In Her Own Words: McEniry Award winner Megan O’Neill, Ph.D.

Megan O’Neill at podium during Convocation

Thank you, Provost (Noel) Painter, and let me say again what a surprise it was to be the recipient of the McEniry Award. When we have only a few awards for outstanding teaching, it is an honor and a privilege to be the chosen one.

Thanks for coming to Convocation; these important markers of ceremony and ritual act to bond us as a family. Convocation and commencement bond us as a Stetson family. These days, the bonds of family are particularly in our minds. Some families are suffering separation and loss. Some families, some of them right here, willingly change as individual lives go forward. Some members of our families —whether they’re our chosen families or our birth families or the big human family — challenge us and our beliefs.  How can we strengthen these families of choice, of practice, these families grounded in values and right behavior? How will we manage differences when differences are both essential and taxing?

Megan O’Neill at podium during Convocation
Megan O’Neill

What I know for sure is that the greater good for the human family demands that when we encounter differences, we listen. It’s easy, these days, to shout or to shut up in the face of shouting. It’s often easier to withdraw or to listen in resignation, without really hearing. Living in the bubble, in our own echo chamber, is safe. It’s simpler by far to avoid conversations that carry the risk of learning about someone else’s opinions and reasoning.

Because learning about someone else — learning in general — CAN be risky. I don’t mean “risk” as in “danger.” I mean “risk” as in “chance to learn.” To suddenly realize that something you’ve “known” for years is not true can shake the ground under your feet. To meet people whose life experiences are radically different risks your learning a new perspective. And this is a life-long process, you know, much longer than your years at Stetson.

Students sit listening to the speech in the darkened Edmunds CenterIn my courses at Stetson, I teach, but I also learn. And so will you. Hopefully you seniors have taken your opportunity to learn as much as you can in this precious period of years. When you seek out conversations and situations and people that challenge you, you risk learning more about yourself. When you ask questions, you risk learning more about others. When you listen not for your turn to speak but with actual human curiosity about what someone else thinks, you risk expanding your mind.

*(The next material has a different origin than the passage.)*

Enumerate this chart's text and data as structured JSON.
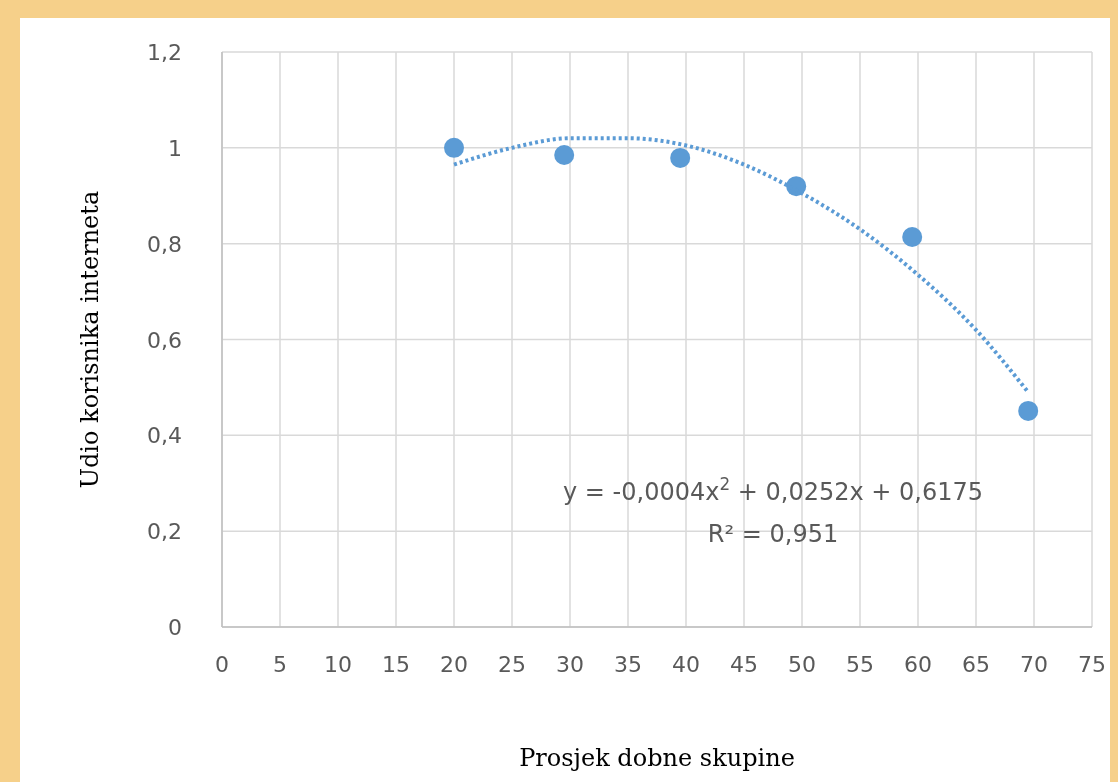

These are good, solid, sound risks. You should take them. Ahead of you lie some marvelous experiences and some depressing ones. How you respond to those experiences will test your bonds to what you believe to be true and real. But you won’t get anywhere at this place, or in life really, without listening to understand.

Some of us think of the classroom learning experience as one that involves lectures, note taking, reading and highlighting. All that is true, but that’s an incomplete picture, and it’s also pretty passive. You take in information and put it back out there, sometimes to be graded. But what if you thought about the learning experience at college as the process of asking questions and considering multiple answers? What if you thought the goal of your precious time here was to be a better human being, a healthy member of your human family, a human who makes choices based on a rich and deep range of inputs that have tested you and your assumptions? Some of your courses won’t focus on these goals explicitly, but you always have the choice to reach for that learning and make of it what you can.

Megan O'Neill at the podium as President Wendy Libby and other college administrators listed on the stage.Last year, I had a singular learning experience. One of my students simply wasn’t learning what I was teaching. I used every teaching technique I know, and after 30 years in the classroom I know a lot of techniques. I’d see her notebook and she’d have simply rewritten all the information. Some pages were illustrated with pink stars, blue lines, orange arrows and frowny faces. She got horrible test scores and only slightly better essay grades. She was frustrated. I was frustrated. I could not teach her. She could not learn from me. I felt inept. She felt stupid. It was awful for both of us. I asked colleagues and friends for guidance to no avail, until I finally slapped myself on the forehead and asked HER. When we began to ask questions of each other, listening to understand the other’s answers, we started to solve the issues. Not only did we find common ground, we found ways to communicate more effectively. Her grades started going up. And at the end of the semester she and I had bonded, not over the course material but because we had chosen to risk listening to each other like human beings. She’s a member of my human family now, wherever she goes.

We could have chosen to trudge along in our accustomed paths, silently shutting each other out instead of tackling hard issues. Instead, both of us recognized that we had choices. Avoiding the hard conversations doesn’t serve the greater good.

You know what does? You do. Every one of us in this room can serve our human family by simply listening. By challenging ourselves to ask questions, to listen for understanding, to find common ground rather than reiterating endless division and deciding not to avoid tough conversations.

These are challenges worth taking. They are risks worth taking. We risk finding that we are not as bonded as we thought, or that our families of choice are full of weak links. And that’s fine. Many families are. The question we will always face is, what can we learn from taking those risks? And the answer is, a LOT.

You are here to learn. As we all are. This year, let us resolve to listen as well.

Thank you.

 

-Megan O’Neill, Ph.D., is director of The Writing Program and Jane Heman Language professor in the Department of English. She was selected for the 2018 William Hugh McEniry Award for Excellence in Teaching, considered Stetson’s most prestigious faculty award.